Monde
La diplomatie américaine à l’épreuve de la trêve gazaouise


Le vice-président américain JD Vance entame une visite cruciale en Israël tandis que l’administration Trump tente de consolider un cessez-le-feu fragile dans la bande de Gaza, où les retards dans la restitution des dépouilles d’otages et les récentes violences menacent la stabilité des arrangements diplomatiques.
L’arrivée du numéro deux américain à Tel-Aviv ce mardi marque une intensification des efforts washingtoniens pour préserver l’accord de cessation des hostilités conclu plus tôt ce mois-ci. Cette visite s’inscrit dans une séquence diplomatique serrée, intervenant après celles des émissaires spéciaux Jared Kushner et Steve Witkoff, et tandis que le Premier ministre israélien Benjamin Netanyahu s’entretenait simultanément avec des responsables égyptiens.
La trêve, parrainée par l’administration Trump, avait permis la libération des vingt otages encore détenus vivants par le Hamas en échange de prisonniers palestiniens. Elle prévoit également la restitution des dépouilles de vingt-huit autres personnes capturées lors des attaques du 7 octobre. Le mouvement islamiste a transmis une treizième dépouille lundi, identifiée comme celle d’un sous-officier israélien.
Les déclarations contradictoires des parties concernées illustrent la précarité de la situation. Le président Trump a affirmé vouloir donner « une petite chance » à sa feuille de route tout en menaçant d’« éradiquer » le Hamas en cas de manquement. De son côté, le négociateur en chef du mouvement, Khalil al-Hayya, a réaffirmé son engagement envers l’accord tout en évoquant des « difficultés techniques » pour localiser et extraire les corps.
L’analyse des observatoires internationaux souligne la complexité des positions israéliennes, partagées entre les perspectives de normalisation régionale et les opérations militaires persistantes. Le gouvernement Netanyahu semble manœuvrer sur deux fronts simultanés, combinant discours sur la paix avec des actions militaires et des restrictions sur l’aide humanitaire.

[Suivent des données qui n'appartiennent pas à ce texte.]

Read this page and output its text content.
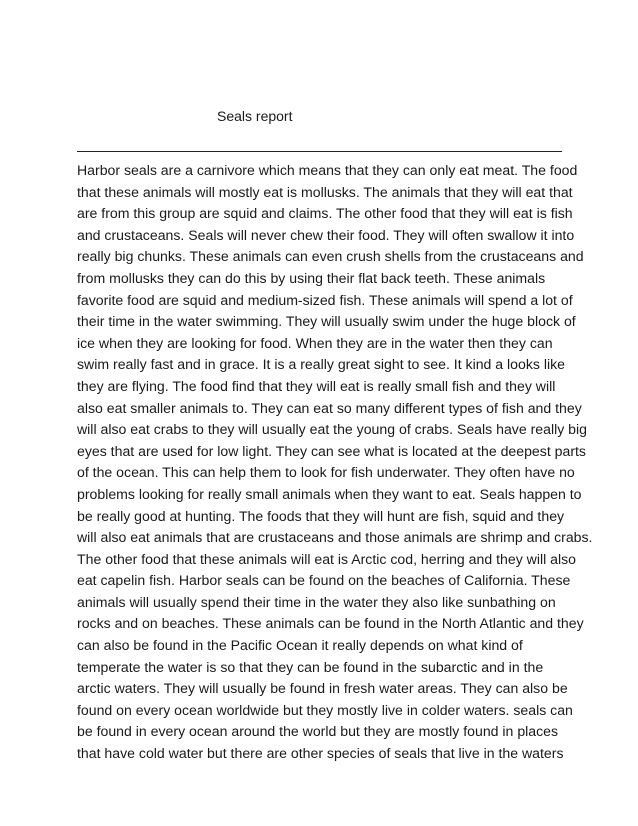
Seals report
Harbor seals are a carnivore which means that they can only eat meat. The food
that these animals will mostly eat is mollusks. The animals that they will eat that
are from this group are squid and claims. The other food that they will eat is fish
and crustaceans. Seals will never chew their food. They will often swallow it into
really big chunks. These animals can even crush shells from the crustaceans and
from mollusks they can do this by using their flat back teeth. These animals
favorite food are squid and medium-sized fish. These animals will spend a lot of
their time in the water swimming. They will usually swim under the huge block of
ice when they are looking for food. When they are in the water then they can
swim really fast and in grace. It is a really great sight to see. It kind a looks like
they are flying. The food find that they will eat is really small fish and they will
also eat smaller animals to. They can eat so many different types of fish and they
will also eat crabs to they will usually eat the young of crabs. Seals have really big
eyes that are used for low light. They can see what is located at the deepest parts
of the ocean. This can help them to look for fish underwater. They often have no
problems looking for really small animals when they want to eat. Seals happen to
be really good at hunting. The foods that they will hunt are fish, squid and they
will also eat animals that are crustaceans and those animals are shrimp and crabs.
The other food that these animals will eat is Arctic cod, herring and they will also
eat capelin fish. Harbor seals can be found on the beaches of California. These
animals will usually spend their time in the water they also like sunbathing on
rocks and on beaches. These animals can be found in the North Atlantic and they
can also be found in the Pacific Ocean it really depends on what kind of
temperate the water is so that they can be found in the subarctic and in the
arctic waters. They will usually be found in fresh water areas. They can also be
found on every ocean worldwide but they mostly live in colder waters. seals can
be found in every ocean around the world but they are mostly found in places
that have cold water but there are other species of seals that live in the waters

La question de l’assistance aux populations civiles représente un autre défi majeur. Le Programme alimentaire mondial a qualifié le maintien du cessez-le-feu de « vital » pour ses opérations, réclamant l’ouverture de tous les points de passage vers l’enclave palestinienne. Ces appels ont trouvé écho auprès du président français Emmanuel Macron, qui a souligné l’« urgence absolue » de rétablir les corridors humanitaires.
Le plan américain, articulé autour de vingt points, envisage à terme un retrait progressif des troupes israéliennes et le désarmement du Hamas, avec pour objectif affirmé d’établir à Gaza une gouvernance excluant le mouvement islamiste. Cette vision s’inscrit dans le contexte plus large des accords d’Abraham, que l’administration Trump souhaite étendre à d’autres pays arabes.
Le conflit, déclenché par les attaques du 7 octobre qui ont causé la mort de plus de mille deux cents personnes en Israël, a provoqué en représailles une offensive militaire ayant fait selon les sources locales près de soixante-huit mille victimes dans la bande de Gaza, où la situation humanitaire reste extrêmement préoccupante.